Many of the items we take for granted for started out as luxury items so I see the trend as a good thing. It provides the financial backing for technology that might otherwise not make it to market.

Reminds me of an observation by Bill McKibben in one of his books (I think The Age of Missing Information) about what you’d have had to do if you were living in the preindustrial wilderness and all of a sudden wanted a hamburger: plant wheat for your bun, buy and walk home a cow, clear her a pasture, build a mill to grind your flour, a forge to make your butchering tools…you’d have basically had to break ground on several different infrastructures if you weren’t happy eating johnnycakes and roast squirrel. Food (snerk) for thought.

<Nitpick> Luxury flats overlook Hyde or Holland Park.
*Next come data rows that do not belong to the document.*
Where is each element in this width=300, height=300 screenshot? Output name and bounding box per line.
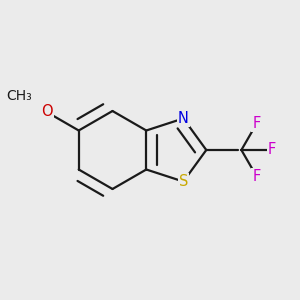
Text: F: F <box>268 142 276 158</box>
Text: CH₃: CH₃ <box>6 89 32 103</box>
Text: S: S <box>179 174 188 189</box>
Text: F: F <box>253 169 261 184</box>
Text: F: F <box>253 116 261 131</box>
Text: N: N <box>178 111 189 126</box>
Text: O: O <box>41 104 52 119</box>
Dwellings overlooking Central Park are usually referred to as luxury apartments. </Nitpick>

Re: <nitpick> I guess I was thinking of the one John Lennon had at the end. He called it a flat, but then he wasn’t a native Noo Yawker.

Flat’s = England / Appartment = USA. No?

This isn’t an email, because I thought I might not be the only one to wonder how your geothermal heating works.

Ah, a classic…
Current usage, San Francisco, apartment v. flat:

Walk out the front door.
If you are in a hallway, you just left an apartment.
If you are outside (or in a vestibule, etc.), you just left a flat.

So, at this time and place, they are very different things - not just local terminology.

Residential Loops, are not commonplace but they are gaining traction with-in the heating and cooling industry. Here is a great graphic and explination of what companies like WaterFurnace do. And how a geothermal closed loop system works.
Here’s another cite.
Facinating stuff, I just wish more people got into it. It’s not that* cost prohibative when you are building…however switching to it needs to be perfected I would assume.

Huh. I lived in the Bay Area, in apartments that under this system would be classed as flats, for six years, and I never heard them referred to as flats- they were always called apartments.

I could see a management company for an apartment complex calling the units flats, though. British English does have a certain cachet in the US, and I could see an apartment management company calling their units flats to make them sound more British and therefore classier.

I learned something here. I thought geothermal heating was heating using natural hot springs and things like that, so it could only be done in places like Iceland and Hawaii.